Pre-clearance is not required for purchases and sales of securities under an Approved 10b5-1 Plan once the applicable cooling-off period has expired and so long as the Insider has acted in good faith with respect to the Approved 10b5-1 Plan. No trades may be made under an Approved 10b5-1 Plan until expiration of the applicable cooling-off period and unless the Insider has acted in good faith with respect to the Approved 10b5-1 Plan. With respect to any purchase or sale under an Approved 10b5-1 Plan, the third party effecting transactions on behalf of the director or officer should be instructed to send duplicate confirmations of all such transactions to the Chief Financial Officer.
Exceptions
The only exceptions to this Policy are for any transactions specifically approved in writing in advance by the Chief Financial Officer of the Company that are allowed under the applicable federal and state securities laws, or transactions pursuant to an Approved 10b5-1 Plan after expiration of the
applicable cooling-off period so long as the Insider has acted in good faith with respect to the Approved 10b5-1 Plan.
Individual Responsibility of Each Officer and Director of the Company with respect to this Policy
Every director and officer has the individual responsibility to comply with this Policy against insider trading.

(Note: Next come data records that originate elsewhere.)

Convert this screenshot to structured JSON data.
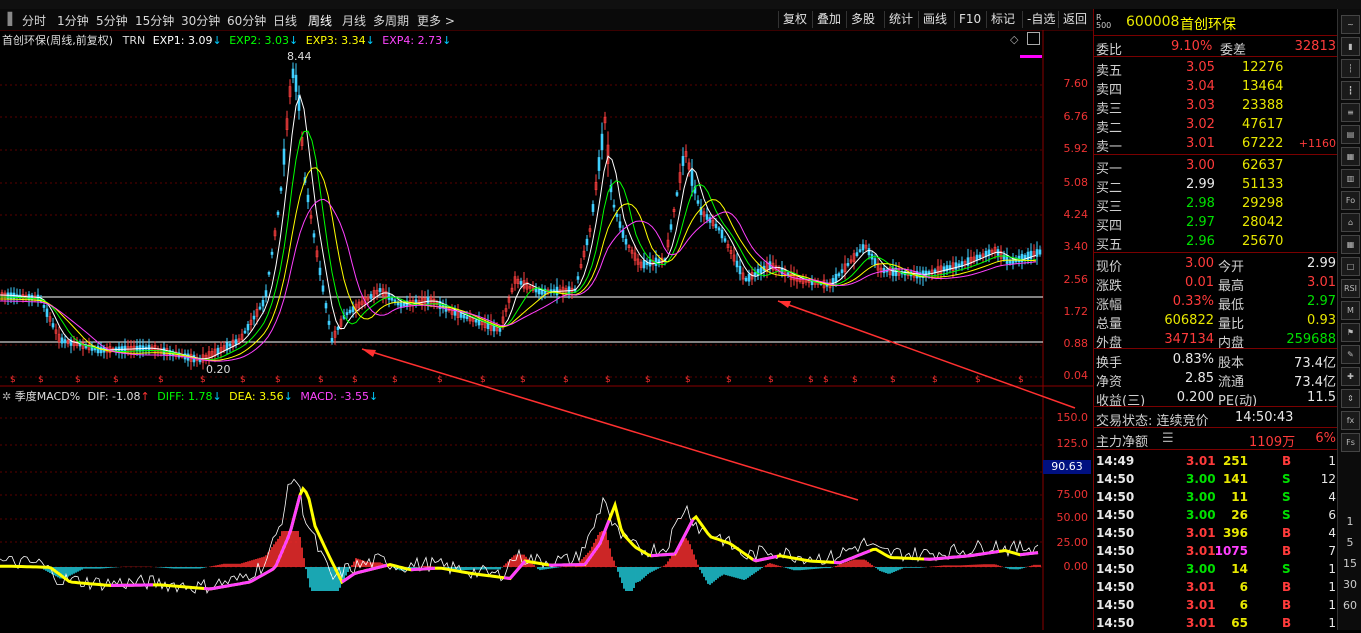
{
  "toolbar": {
    "periods": [
      "分时",
      "1分钟",
      "5分钟",
      "15分钟",
      "30分钟",
      "60分钟",
      "日线",
      "周线",
      "月线",
      "多周期",
      "更多 >"
    ],
    "active_period": "周线",
    "right_buttons": [
      "复权",
      "叠加",
      "多股",
      "统计",
      "画线",
      "F10",
      "标记",
      "-自选",
      "返回"
    ]
  },
  "main_legend": {
    "title": "首创环保(周线,前复权)",
    "indicator": "TRN",
    "exp1": "EXP1: 3.09",
    "exp2": "EXP2: 3.03",
    "exp3": "EXP3: 3.34",
    "exp4": "EXP4: 2.73"
  },
  "price_axis": [
    "7.60",
    "6.76",
    "5.92",
    "5.08",
    "4.24",
    "3.40",
    "2.56",
    "1.72",
    "0.88",
    "0.04"
  ],
  "high_label": "8.44",
  "low_label": "0.20",
  "macd_legend": {
    "title": "季度MACD%",
    "dif": "DIF: -1.08",
    "diff": "DIFF: 1.78",
    "dea": "DEA: 3.56",
    "macd": "MACD: -3.55"
  },
  "macd_axis": [
    "150.0",
    "125.0",
    "100.0",
    "75.00",
    "50.00",
    "25.00",
    "0.00"
  ],
  "macd_value_box": "90.63",
  "colors": {
    "up": "#ff3b3b",
    "down": "#00e000",
    "accent": "#ff40ff",
    "exp1": "#ffffff",
    "exp2": "#00ff00",
    "exp3": "#ffff00",
    "exp4": "#ff40ff"
  },
  "quote": {
    "code": "600008",
    "name": "首创环保",
    "weibi_label": "委比",
    "weibi": "9.10%",
    "weicha_label": "委差",
    "weicha": "32813",
    "asks": [
      {
        "label": "卖五",
        "price": "3.05",
        "vol": "12276",
        "delta": ""
      },
      {
        "label": "卖四",
        "price": "3.04",
        "vol": "13464",
        "delta": ""
      },
      {
        "label": "卖三",
        "price": "3.03",
        "vol": "23388",
        "delta": ""
      },
      {
        "label": "卖二",
        "price": "3.02",
        "vol": "47617",
        "delta": ""
      },
      {
        "label": "卖一",
        "price": "3.01",
        "vol": "67222",
        "delta": "+1160"
      }
    ],
    "bids": [
      {
        "label": "买一",
        "price": "3.00",
        "vol": "62637"
      },
      {
        "label": "买二",
        "price": "2.99",
        "vol": "51133"
      },
      {
        "label": "买三",
        "price": "2.98",
        "vol": "29298"
      },
      {
        "label": "买四",
        "price": "2.97",
        "vol": "28042"
      },
      {
        "label": "买五",
        "price": "2.96",
        "vol": "25670"
      }
    ],
    "stats": [
      {
        "l1": "现价",
        "v1": "3.00",
        "l2": "今开",
        "v2": "2.99"
      },
      {
        "l1": "涨跌",
        "v1": "0.01",
        "l2": "最高",
        "v2": "3.01"
      },
      {
        "l1": "涨幅",
        "v1": "0.33%",
        "l2": "最低",
        "v2": "2.97"
      },
      {
        "l1": "总量",
        "v1": "606822",
        "l2": "量比",
        "v2": "0.93"
      },
      {
        "l1": "外盘",
        "v1": "347134",
        "l2": "内盘",
        "v2": "259688"
      }
    ],
    "fund": [
      {
        "l1": "换手",
        "v1": "0.83%",
        "l2": "股本",
        "v2": "73.4亿"
      },
      {
        "l1": "净资",
        "v1": "2.85",
        "l2": "流通",
        "v2": "73.4亿"
      },
      {
        "l1": "收益(三)",
        "v1": "0.200",
        "l2": "PE(动)",
        "v2": "11.5"
      }
    ],
    "trade_state_label": "交易状态: 连续竞价",
    "trade_time": "14:50:43",
    "main_net_label": "主力净额",
    "main_net_value": "1109万",
    "main_net_pct": "6%"
  },
  "ticks": [
    {
      "time": "14:49",
      "price": "3.01",
      "vol": "251",
      "side": "B",
      "n": "1"
    },
    {
      "time": "14:50",
      "price": "3.00",
      "vol": "141",
      "side": "S",
      "n": "12"
    },
    {
      "time": "14:50",
      "price": "3.00",
      "vol": "11",
      "side": "S",
      "n": "4"
    },
    {
      "time": "14:50",
      "price": "3.00",
      "vol": "26",
      "side": "S",
      "n": "6"
    },
    {
      "time": "14:50",
      "price": "3.01",
      "vol": "396",
      "side": "B",
      "n": "4"
    },
    {
      "time": "14:50",
      "price": "3.01",
      "vol": "1075",
      "side": "B",
      "n": "7"
    },
    {
      "time": "14:50",
      "price": "3.00",
      "vol": "14",
      "side": "S",
      "n": "1"
    },
    {
      "time": "14:50",
      "price": "3.01",
      "vol": "6",
      "side": "B",
      "n": "1"
    },
    {
      "time": "14:50",
      "price": "3.01",
      "vol": "6",
      "side": "B",
      "n": "1"
    },
    {
      "time": "14:50",
      "price": "3.01",
      "vol": "65",
      "side": "B",
      "n": "1"
    }
  ],
  "sidebar_numbers": [
    "1",
    "5",
    "15",
    "30",
    "60"
  ]
}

An Insider may, from time to time, have to forego a proposed transaction in the Company’s securities even if he or she planned to make the transaction before learning of the material non-public information, and even though the Insider believes he or she may suffer an economic loss or forego anticipated profit by waiting.
Modifications
The Company may change this Policy or adopt such other policies or procedures in the future which it considers appropriate to carry out the purposes of this Policy. Notice of any such changes will be delivered to you by the Company.
Company Assistance
Your compliance with this Policy is of the utmost importance both for you and for the Company. Any questions about specific transactions and general questions about this Policy should be directed to the Chief Financial Officer. The ultimate responsibility for adhering to this Policy and avoiding improper transactions rests with each Insider. In this regard, it is imperative that Insiders use their best judgment and seek counsel from their own attorney or financial advisor.
Certifications
All of the officers and directors of the Company and its subsidiaries will be required to certify in writing their understanding of and intent to comply with this Policy. In addition, the officers and directors of the Company and its subsidiaries may be required to certify their compliance with this Policy on an annual basis.
CERTIFICATION
The undersigned officer or director of ARMOUR Residential REIT, Inc. or of the Company’s subsidiaries and/or related corporations hereby certifies that he/she has carefully read and understands and agrees to comply with the Company’s Amended and Restated Insider Trading Policy, a copy of which was distributed to the undersigned along with this Certification. In addition, by making this certification, the undersigned also agrees to promptly forward all communications received from stockholders, the press or media, whether in the form of comments, questions, or inquiries regarding Company matters, to the Company’s Chief Financial Officer for consideration.